Factor Analysis with Correlated Topic Model for Multi-Modal Data
Małgorzata Łazęcka, Ewa Szczurek
TL;DR
FACTM presents a Bayesian framework that unifies factor analysis with a correlated topic model to handle both simple and structured multimodal data. By introducing a sample-specific link variable $\mu_n$ that ties the FA and CTM components and a supervised rotation mechanism, FACTM delivers interpretable latent factors and meaningful topic structures across views. Through extensive simulations and real datasets (video sentiment, music genres, and COVID-19 scRNA-seq/CT/cytometry), FACTM demonstrates superior parameter estimation, competitive predictive power, and enhanced interpretability, including biologically coherent clustering in complex data. This approach enables robust, interpretable integration of heterogeneous data modalities with practical impact on discovery and classification tasks.
Abstract
Integrating various data modalities brings valuable insights into underlying phenomena. Multimodal factor analysis (FA) uncovers shared axes of variation underlying different simple data modalities, where each sample is represented by a vector of features. However, FA is not suited for structured data modalities, such as text or single cell sequencing data, where multiple data points are measured per each sample and exhibit a clustering structure.

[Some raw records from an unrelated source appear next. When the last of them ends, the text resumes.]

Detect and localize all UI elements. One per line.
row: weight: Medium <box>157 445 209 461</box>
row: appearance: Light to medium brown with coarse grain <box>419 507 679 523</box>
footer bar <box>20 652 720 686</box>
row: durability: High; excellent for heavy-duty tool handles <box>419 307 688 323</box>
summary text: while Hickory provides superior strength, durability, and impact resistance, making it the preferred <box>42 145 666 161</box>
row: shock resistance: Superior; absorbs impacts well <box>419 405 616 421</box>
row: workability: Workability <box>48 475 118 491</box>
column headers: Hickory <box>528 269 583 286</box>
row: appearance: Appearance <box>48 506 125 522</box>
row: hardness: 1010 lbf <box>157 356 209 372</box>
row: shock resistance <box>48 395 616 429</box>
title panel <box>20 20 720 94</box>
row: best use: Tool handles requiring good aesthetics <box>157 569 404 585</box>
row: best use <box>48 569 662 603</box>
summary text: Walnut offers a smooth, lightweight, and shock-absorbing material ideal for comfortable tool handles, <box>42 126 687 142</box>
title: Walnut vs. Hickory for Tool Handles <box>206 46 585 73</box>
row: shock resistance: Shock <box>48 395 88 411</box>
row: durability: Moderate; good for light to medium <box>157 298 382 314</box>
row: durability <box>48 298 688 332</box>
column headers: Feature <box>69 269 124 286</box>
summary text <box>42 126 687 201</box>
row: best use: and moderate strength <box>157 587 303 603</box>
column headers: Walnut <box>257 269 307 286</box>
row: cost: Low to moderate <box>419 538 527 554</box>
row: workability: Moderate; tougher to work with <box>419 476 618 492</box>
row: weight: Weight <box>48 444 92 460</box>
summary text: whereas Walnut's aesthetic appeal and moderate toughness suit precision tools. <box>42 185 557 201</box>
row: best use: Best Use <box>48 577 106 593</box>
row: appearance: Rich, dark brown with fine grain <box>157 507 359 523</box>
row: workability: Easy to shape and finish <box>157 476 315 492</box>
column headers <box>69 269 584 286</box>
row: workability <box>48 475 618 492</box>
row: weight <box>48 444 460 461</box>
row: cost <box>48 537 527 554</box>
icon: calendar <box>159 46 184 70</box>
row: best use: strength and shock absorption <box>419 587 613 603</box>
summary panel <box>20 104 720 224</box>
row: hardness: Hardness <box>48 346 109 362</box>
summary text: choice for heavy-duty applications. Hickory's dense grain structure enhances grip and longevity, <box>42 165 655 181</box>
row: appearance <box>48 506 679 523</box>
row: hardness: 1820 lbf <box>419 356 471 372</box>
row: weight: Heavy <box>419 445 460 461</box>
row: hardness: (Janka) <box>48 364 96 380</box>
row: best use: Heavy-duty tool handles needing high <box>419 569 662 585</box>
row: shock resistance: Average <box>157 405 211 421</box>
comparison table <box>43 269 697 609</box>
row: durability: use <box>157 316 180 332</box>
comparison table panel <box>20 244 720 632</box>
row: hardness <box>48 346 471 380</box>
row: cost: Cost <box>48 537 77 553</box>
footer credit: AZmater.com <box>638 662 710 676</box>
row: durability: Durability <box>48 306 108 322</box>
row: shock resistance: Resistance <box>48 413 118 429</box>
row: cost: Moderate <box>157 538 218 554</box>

To overcome this challenge, we introduce FACTM, a novel, multi-view and multi-structure Bayesian model that combines FA with correlated topic modeling and is optimized using variational inference. Additionally, we introduce a method for rotating latent factors to enhance interpretability with respect to binary features. On text and video benchmarks as well as real-world music and COVID-19 datasets, we demonstrate that FACTM outperforms other methods in identifying clusters in structured data, and integrating them with simple modalities via the inference of shared, interpretable factors.